Ich achtete darauf, dass das Gewicht meiner Handknöchel unterhalb meiner Knie den idealen Druckpunkt fand. Keine Abweichungen. Mein Oberkörper sollte ausgewogen, in der Mitte der Ebene aus Beinen und Armen, gelagert sein.
Gleich viele Äpfel in beiden Körben.
Ich konzentrierte mich auf meinen Atem und meinen Herzschlag. Vier Schläge zum Ein- und vier zum Ausatmen. Gleich fest, gleich lang.
Und ich besann mich auf die Stille, blendete die Stimmen aus, als ob sie gar nicht da wären. Weg aus meiner Welt, in der Hoffnung – nein, in dem festen Glauben –, ich würde aus ihrer Wahrnehmung verschwinden.

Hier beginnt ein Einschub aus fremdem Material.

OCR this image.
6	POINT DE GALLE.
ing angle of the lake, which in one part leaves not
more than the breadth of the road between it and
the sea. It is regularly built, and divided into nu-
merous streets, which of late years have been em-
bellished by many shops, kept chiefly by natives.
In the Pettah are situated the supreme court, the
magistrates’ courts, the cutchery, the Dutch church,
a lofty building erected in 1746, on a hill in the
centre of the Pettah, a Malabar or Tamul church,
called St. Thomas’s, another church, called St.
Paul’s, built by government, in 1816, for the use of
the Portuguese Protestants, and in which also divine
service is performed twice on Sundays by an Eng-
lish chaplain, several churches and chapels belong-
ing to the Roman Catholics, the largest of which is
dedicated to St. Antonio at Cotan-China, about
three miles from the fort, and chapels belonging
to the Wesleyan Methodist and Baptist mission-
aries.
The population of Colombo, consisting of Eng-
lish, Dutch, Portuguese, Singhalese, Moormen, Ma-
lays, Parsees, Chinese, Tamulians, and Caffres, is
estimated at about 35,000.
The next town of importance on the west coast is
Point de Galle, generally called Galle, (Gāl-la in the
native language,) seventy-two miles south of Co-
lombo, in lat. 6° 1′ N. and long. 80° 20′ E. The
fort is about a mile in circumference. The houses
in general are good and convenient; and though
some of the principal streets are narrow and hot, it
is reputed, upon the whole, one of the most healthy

Atemzug um Atemzug. Schritt um Schritt.
Es gab nur noch mich und meinen Gleichsinn.
102, 104, 106 …
Dann sah ich es.
Das Taborlicht.
Unfassbar grell.
Alles überdeckend.
Engelsrein.
Es überwältigte und erschreckte mich zugleich.
Wunderschön.
Ungeschaffen.
*
Aus Angst riss ich die Augen auf.
Und wahrhaftig. Ich lehnte an der Mauer der Kapelle. Emilios und seine Lakaien waren längst an mir vorbeigelaufen, ohne mich zu bemerken. Für ein paar Augenblicke war ich aus ihrem Wahrnehmungsbereich verschwunden. So unwichtig, unnütz, unauffällig, dass sie mich nicht sahen, weil ich durch Gleichsinn und Einigkeit mit mir und meiner Umwelt unsichtbar geworden war. Nur ein kurzer Moment – der Zustand des völligen Seelenfriedens.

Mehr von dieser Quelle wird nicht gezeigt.